Monday, 11 December 2017

We can all help the Syrian refugees

WE have nearly reached the end of the Lent study series on refugees which has given

WE have nearly reached the end of the Lent study series on refugees which has given us a huge amount to think about.

One comment that came from the audience was “but what can I do on my own?” This really was the basis of our series. How can we, as individuals, come together to make a real and significant difference to the lives of those refugees that we see day by day in the media?

We have seen and heard further details of the plight of Syrian refugees and the extent to which their homeland has been destroyed.

Many people forget that Syria has a long history of civilisation and many historic buildings. It was also a country with a vibrant economy and highly valued educational system.

Yet much of the historic fabric as well as the infrastructure has gone, as have the livelihoods, homes and businesses of ordinary people.



Our speakers have given a good steer how to move forward. We have already started by learning more about the conflict and how it is affecting ordinary people. We have seen that other members of the community are just as concerned as we are. And we have, I hope, come to realise that together we can make a difference.

We all have contacts with a huge range of organisations and individuals who can bring pressure on local and national government. We can help provide money for aid charities like the Red Cross. We can support the work of groups working with refugees in our neighbourhood, which might mean Reading or Oxford or Milton Keynes.
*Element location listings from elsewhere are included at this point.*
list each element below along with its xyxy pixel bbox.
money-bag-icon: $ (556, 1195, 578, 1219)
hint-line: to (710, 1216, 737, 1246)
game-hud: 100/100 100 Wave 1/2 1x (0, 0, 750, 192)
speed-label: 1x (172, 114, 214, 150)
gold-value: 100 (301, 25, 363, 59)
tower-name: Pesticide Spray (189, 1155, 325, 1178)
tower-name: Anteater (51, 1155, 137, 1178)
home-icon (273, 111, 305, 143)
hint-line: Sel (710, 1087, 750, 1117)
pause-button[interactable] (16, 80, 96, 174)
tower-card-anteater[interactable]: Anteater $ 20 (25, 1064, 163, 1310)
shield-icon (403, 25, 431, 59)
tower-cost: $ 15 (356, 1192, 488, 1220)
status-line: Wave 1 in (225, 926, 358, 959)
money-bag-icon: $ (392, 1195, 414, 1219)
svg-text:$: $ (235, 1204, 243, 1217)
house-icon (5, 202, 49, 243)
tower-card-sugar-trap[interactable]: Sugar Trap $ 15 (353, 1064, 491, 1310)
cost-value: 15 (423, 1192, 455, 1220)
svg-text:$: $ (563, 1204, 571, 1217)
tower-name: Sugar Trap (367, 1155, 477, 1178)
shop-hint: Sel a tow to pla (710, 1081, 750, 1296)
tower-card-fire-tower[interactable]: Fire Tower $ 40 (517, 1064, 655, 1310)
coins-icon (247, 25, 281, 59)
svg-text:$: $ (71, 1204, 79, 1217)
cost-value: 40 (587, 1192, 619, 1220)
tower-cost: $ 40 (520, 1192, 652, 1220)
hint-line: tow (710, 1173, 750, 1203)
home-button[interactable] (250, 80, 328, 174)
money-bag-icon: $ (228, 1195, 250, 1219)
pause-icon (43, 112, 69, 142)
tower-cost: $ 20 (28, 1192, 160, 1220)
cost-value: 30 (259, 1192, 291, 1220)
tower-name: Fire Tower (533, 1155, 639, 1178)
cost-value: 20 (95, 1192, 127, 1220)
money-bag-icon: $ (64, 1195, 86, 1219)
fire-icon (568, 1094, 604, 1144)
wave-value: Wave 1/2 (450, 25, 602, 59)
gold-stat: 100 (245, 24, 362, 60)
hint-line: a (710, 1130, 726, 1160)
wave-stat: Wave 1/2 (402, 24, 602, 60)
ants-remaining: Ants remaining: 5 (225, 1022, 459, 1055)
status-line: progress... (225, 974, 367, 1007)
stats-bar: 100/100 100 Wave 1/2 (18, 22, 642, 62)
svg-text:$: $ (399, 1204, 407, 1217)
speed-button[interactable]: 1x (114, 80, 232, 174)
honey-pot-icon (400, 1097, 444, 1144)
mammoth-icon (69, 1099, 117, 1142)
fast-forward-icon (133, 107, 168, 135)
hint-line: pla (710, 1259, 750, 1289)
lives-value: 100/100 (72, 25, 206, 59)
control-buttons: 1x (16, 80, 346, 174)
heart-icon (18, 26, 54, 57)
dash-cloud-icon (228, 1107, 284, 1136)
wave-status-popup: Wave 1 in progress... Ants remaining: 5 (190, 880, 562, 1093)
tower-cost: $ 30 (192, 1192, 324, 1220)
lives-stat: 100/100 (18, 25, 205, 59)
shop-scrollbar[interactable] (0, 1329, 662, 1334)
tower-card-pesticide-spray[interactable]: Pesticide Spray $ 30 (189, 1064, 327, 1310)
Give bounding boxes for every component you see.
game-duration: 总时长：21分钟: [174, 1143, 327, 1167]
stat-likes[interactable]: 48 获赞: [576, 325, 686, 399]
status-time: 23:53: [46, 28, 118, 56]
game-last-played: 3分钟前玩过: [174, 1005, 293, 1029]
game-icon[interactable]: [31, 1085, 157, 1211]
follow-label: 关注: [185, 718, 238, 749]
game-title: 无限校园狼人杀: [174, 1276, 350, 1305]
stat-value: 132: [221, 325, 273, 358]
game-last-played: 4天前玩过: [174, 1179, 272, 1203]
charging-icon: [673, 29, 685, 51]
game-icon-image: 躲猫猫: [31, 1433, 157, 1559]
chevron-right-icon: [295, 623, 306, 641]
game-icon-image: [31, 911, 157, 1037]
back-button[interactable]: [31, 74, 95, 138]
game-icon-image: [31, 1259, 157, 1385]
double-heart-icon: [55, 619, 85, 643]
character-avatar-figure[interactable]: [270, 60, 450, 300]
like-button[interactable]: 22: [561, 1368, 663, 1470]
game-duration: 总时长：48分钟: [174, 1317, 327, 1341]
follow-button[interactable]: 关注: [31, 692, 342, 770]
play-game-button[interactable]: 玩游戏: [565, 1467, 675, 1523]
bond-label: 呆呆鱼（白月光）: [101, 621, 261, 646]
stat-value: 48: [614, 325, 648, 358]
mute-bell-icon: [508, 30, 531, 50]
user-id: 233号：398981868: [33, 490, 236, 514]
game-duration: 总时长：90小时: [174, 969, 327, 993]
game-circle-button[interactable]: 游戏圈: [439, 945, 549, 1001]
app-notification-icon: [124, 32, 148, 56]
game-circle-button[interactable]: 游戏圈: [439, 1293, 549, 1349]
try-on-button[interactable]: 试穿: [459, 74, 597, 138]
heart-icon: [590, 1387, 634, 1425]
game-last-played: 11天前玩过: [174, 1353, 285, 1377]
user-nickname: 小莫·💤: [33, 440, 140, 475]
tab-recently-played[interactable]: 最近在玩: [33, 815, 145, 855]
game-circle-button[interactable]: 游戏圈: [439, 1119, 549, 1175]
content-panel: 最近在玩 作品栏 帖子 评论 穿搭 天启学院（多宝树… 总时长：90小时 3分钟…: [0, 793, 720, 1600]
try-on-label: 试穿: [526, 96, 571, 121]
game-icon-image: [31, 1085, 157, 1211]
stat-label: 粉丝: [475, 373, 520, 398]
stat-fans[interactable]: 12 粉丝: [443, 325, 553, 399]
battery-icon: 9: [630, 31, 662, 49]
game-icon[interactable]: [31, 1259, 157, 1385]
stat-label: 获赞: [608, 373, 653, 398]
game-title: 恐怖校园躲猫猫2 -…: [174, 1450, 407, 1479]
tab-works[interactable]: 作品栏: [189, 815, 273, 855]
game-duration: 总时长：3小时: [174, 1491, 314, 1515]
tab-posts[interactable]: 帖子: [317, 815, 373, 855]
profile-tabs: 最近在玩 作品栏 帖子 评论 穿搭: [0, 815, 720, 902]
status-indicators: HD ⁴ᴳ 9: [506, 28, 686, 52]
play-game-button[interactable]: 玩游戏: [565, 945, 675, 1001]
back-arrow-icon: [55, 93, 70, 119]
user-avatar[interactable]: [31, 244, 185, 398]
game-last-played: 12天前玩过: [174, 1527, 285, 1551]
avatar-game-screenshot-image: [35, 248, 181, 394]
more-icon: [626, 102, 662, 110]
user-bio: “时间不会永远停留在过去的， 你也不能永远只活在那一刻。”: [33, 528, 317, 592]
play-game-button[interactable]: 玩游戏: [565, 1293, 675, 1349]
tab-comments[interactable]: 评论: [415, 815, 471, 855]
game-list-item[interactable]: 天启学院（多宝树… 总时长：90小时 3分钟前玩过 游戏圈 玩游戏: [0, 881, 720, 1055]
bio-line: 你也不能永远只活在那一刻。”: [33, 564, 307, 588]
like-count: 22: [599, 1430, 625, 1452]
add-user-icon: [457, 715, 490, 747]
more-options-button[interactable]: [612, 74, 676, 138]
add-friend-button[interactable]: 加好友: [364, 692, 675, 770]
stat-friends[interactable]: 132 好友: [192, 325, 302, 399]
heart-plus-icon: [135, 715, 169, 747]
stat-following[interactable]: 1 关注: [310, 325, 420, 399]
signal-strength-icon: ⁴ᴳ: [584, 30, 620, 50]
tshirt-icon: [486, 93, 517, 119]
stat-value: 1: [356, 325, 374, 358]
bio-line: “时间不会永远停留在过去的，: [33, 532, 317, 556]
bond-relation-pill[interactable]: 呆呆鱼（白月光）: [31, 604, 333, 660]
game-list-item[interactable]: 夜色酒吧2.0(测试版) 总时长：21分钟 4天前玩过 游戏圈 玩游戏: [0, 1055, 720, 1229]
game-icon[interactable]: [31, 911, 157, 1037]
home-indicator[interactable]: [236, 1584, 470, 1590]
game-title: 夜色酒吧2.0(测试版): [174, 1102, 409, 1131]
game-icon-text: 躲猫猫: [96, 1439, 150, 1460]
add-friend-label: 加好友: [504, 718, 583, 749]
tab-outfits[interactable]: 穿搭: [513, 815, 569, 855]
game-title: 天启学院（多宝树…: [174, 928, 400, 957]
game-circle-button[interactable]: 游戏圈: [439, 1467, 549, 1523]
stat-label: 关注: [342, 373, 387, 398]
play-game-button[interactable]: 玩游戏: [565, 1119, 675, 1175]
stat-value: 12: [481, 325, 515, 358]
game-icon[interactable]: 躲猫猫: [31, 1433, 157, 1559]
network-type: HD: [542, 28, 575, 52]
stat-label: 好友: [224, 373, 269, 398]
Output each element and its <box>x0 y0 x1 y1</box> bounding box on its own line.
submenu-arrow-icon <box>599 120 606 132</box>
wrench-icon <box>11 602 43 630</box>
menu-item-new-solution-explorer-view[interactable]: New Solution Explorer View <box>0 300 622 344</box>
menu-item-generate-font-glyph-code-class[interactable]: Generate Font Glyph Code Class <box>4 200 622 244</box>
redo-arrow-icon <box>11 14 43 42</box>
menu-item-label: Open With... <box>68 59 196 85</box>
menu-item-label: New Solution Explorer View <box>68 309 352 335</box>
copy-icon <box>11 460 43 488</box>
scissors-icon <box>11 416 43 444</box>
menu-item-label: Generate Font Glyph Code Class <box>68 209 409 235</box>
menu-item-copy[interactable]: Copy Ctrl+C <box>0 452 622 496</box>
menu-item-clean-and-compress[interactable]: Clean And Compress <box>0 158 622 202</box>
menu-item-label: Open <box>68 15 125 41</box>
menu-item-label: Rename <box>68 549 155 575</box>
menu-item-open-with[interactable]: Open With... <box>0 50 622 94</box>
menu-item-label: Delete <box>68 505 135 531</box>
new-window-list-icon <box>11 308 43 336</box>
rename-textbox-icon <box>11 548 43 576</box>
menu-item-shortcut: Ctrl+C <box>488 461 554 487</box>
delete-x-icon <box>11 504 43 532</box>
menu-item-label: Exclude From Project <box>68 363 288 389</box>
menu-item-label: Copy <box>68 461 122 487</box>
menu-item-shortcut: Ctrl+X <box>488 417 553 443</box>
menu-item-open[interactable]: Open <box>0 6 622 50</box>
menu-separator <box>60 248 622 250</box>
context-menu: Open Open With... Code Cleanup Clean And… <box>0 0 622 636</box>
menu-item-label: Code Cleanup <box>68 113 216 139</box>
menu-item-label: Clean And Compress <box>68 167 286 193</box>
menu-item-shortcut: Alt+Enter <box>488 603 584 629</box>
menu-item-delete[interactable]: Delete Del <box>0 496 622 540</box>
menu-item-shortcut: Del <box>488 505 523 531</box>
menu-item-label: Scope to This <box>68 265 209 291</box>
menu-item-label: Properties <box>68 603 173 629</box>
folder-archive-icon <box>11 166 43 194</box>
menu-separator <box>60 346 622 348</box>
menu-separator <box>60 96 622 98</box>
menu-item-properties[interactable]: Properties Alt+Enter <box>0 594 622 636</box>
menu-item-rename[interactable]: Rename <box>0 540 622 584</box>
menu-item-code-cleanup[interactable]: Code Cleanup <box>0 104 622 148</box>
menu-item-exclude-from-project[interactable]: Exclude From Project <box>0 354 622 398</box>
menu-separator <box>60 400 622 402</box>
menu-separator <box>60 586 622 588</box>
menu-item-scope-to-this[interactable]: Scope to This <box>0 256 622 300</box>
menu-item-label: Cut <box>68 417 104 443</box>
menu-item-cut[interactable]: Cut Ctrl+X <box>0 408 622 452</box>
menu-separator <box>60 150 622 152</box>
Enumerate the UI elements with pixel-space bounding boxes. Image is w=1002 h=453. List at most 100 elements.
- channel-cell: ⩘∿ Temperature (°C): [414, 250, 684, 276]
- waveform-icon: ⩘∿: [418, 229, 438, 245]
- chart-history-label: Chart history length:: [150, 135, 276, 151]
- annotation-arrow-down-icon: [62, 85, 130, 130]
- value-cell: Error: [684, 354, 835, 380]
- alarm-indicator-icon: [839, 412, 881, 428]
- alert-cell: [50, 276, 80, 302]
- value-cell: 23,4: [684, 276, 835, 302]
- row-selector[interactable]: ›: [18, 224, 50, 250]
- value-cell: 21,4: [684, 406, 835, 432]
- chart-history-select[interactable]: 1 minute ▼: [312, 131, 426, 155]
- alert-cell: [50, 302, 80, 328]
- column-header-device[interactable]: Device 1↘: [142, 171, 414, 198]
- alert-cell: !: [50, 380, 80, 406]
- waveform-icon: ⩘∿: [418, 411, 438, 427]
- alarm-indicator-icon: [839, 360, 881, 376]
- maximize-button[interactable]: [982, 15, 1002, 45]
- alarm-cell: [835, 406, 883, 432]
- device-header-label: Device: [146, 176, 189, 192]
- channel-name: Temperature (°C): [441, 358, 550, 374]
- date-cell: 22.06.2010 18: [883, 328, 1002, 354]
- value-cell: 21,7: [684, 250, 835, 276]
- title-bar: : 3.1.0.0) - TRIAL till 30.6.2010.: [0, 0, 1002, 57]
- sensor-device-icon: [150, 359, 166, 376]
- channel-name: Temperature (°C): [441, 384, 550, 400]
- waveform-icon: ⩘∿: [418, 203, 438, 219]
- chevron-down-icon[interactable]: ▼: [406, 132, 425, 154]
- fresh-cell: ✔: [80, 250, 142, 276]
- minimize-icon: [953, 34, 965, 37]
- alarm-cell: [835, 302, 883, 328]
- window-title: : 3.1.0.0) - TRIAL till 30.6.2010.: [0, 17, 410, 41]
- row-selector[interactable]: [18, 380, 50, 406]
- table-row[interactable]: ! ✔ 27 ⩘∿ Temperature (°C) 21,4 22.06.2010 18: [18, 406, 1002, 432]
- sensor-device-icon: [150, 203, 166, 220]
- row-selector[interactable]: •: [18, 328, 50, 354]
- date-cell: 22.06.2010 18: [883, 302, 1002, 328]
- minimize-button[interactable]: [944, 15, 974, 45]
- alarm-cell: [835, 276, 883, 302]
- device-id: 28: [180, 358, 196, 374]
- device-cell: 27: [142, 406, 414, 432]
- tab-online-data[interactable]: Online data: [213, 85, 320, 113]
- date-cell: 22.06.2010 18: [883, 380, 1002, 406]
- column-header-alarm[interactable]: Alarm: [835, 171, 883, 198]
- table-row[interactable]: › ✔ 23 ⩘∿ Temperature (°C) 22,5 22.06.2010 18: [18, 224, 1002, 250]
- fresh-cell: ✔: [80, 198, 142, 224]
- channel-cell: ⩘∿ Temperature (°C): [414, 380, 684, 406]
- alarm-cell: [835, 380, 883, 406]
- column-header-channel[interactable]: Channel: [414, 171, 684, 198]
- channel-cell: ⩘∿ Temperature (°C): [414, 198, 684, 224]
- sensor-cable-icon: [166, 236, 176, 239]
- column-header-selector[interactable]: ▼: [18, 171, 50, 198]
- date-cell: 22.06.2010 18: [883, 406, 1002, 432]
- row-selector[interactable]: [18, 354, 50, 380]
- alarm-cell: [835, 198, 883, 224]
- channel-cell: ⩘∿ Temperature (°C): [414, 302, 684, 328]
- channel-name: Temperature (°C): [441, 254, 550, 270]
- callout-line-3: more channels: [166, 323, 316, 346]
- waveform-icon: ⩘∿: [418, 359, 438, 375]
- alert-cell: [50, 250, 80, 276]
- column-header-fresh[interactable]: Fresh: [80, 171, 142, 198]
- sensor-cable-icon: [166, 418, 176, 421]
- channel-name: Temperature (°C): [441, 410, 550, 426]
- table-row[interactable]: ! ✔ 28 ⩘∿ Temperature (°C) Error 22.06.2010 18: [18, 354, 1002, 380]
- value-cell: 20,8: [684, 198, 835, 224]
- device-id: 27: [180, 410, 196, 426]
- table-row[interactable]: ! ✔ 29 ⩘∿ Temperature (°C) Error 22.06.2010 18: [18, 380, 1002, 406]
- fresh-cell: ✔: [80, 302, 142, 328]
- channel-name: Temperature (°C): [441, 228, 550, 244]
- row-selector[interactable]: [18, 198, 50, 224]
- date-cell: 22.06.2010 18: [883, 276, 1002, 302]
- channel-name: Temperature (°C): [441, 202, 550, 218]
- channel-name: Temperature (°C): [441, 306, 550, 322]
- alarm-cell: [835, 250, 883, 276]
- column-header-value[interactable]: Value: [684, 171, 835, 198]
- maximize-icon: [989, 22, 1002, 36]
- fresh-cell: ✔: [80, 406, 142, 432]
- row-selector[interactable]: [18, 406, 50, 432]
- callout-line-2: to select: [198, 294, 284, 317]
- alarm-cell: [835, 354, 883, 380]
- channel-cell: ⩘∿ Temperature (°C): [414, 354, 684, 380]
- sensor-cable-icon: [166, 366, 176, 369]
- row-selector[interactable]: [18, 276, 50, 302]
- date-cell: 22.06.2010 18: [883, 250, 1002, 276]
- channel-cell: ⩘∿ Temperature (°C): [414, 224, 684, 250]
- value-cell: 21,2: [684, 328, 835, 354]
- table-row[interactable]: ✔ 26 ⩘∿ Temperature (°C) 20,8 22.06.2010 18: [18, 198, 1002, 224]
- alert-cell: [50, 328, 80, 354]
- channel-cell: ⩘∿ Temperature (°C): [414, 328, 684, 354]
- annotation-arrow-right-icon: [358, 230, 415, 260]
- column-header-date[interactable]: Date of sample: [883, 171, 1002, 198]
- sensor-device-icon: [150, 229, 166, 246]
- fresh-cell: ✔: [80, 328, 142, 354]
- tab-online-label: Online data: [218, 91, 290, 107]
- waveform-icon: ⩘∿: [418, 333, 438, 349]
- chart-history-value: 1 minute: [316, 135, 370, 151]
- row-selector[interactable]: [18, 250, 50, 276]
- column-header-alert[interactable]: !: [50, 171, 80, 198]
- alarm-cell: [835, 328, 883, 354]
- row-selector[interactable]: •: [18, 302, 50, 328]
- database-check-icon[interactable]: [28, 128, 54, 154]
We can collect clothes or produce food parcels. We can help with transport or advocacy. We can help newly arrived asylum seekers with access to medical or social care or schooling or work. The list goes on and on but always there are things we can do to help.

The 18th century Irish writer Edmund Burke wrote some wise words which bring us back to our responsibility: “The only thing necessary for the triumph of evil is for good men to do nothing.”

The greatest fear in looking at this crisis is to think we are powerless to help. But truthfully we are able to offer the greatest gift we can. We can offer ourselves to make a difference.

We might be able to give an hour or a few pounds. Taken together, it can amount to a huge difference in the lives of others.

So do not say: “I can do nothing.” Rather, say “with others, I can do a great deal” and then do it.